Based in Yogyakarta, Indonesia, Taring Padi formed amid the upheaval surrounding the fall of the repressive Suharto New Order regime that took power following the mass killings of 1965-1966. Their work emphasizes the importance of collaboration and making solidarity, denouncing corruption, environmental exploitation, inequality, and neo-imperialism while advocating for the poor and dispossessed, especially farmers whose land is threatened by development projects.

That trip was the start of a newfound fascination with Indonesian art and culture, Clay-Robison says. “Visual art has the power to communicate universal experiences, emotions, and recognized truths for which words fail to express or simply do not exist. In the absence of a common spoken language, visual art may function as a vital agent of intercultural expression and understanding.” 

A change of plans

Clay-Robison’s first trip to Indonesia inspired him to return. This time, he planned to do so through a Fulbright Scholarship, which focuses on cultural exchange programs.
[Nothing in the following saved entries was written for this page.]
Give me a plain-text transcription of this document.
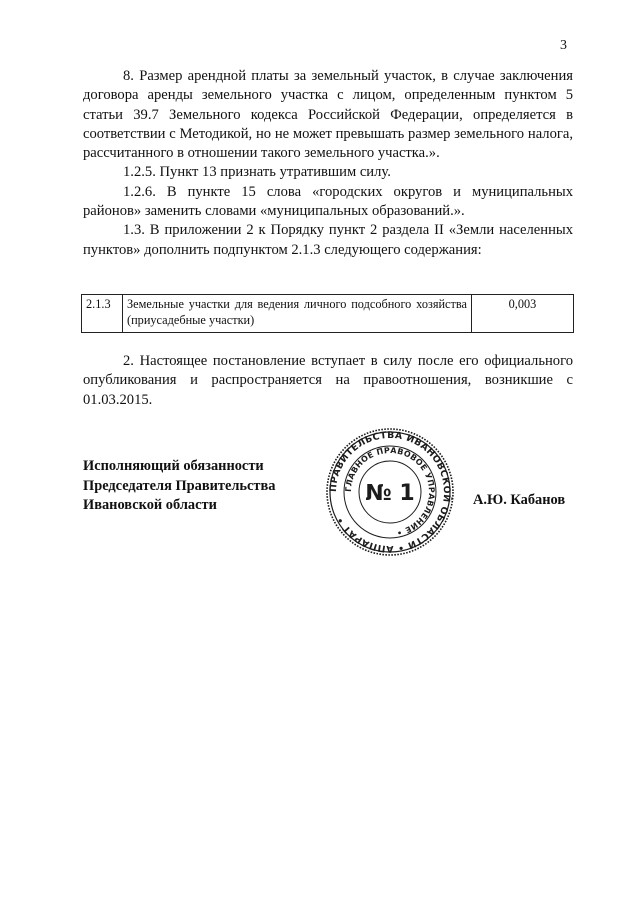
3

8. Размер арендной платы за земельный участок, в случае заключения договора аренды земельного участка с лицом, определенным пунктом 5 статьи 39.7 Земельного кодекса Российской Федерации, определяется в соответствии с Методикой, но не может превышать размер земельного налога, рассчитанного в отношении такого земельного участка.».

1.2.5. Пункт 13 признать утратившим силу.

1.2.6. В пункте 15 слова «городских округов и муниципальных районов» заменить словами «муниципальных образований.».

1.3. В приложении 2 к Порядку пункт 2 раздела II «Земли населенных пунктов» дополнить подпунктом 2.1.3 следующего содержания:

2.1.3	Земельные участки для ведения личного подсобного хозяйства (приусадебные участки)	0,003

2. Настоящее постановление вступает в силу после его официального опубликования и распространяется на правоотношения, возникшие с 01.03.2015.

Исполняющий обязанности
Председателя Правительства
Ивановской области	А.Ю. Кабанов
ПРАВИТЕЛЬСТВА ИВАНОВСКОЙ ОБЛАСТИ • АППАРАТ •
ГЛАВНОЕ ПРАВОВОЕ УПРАВЛЕНИЕ •
№ 1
Clay-Robison got the news he was selected as a Fulbright U.S. Scholar two weeks before the COVID-19 lockdown in 2020.

That wasn’t the only plan that had to be paused. His new friends from Indonesia were to get on a plane to York College on March 12, 2020. That was also canceled.

While his Fulbright trip remains on hold even now, there is a possibility the program will start processing visas again as soon as March 2022.

And despite his artist friends not being able to visit two years ago, three of them, Fitri DK, Bayu Widodo, and Mohamed “Ucup” Yusuf, arrived in York on Oct. 13, 2021, for a month-long residency as part of a special exhibit called Solidaritas tanpa Batas (Solidarity without Boundaries), hosted on campus and at Marketview Arts showcasing the work of Taring Padi. This was actually the second exhibition of fall 2021 to feature Indonesian artists, the first being Entang Wiharso’s exhibition, A Thousand Kilometers which was reviewed in one of Indonesia’s largest newspapers, Kompas, and also featured in Art Asia Pacific Magazine.

Through his experience of working with artists from around the world, Clay-Robison is most interested in learning what connects people. “While our communities, homes, and cultural practices are different, there are many commonalities that help us understand one another,” he says. “That’s what I want to dig into.”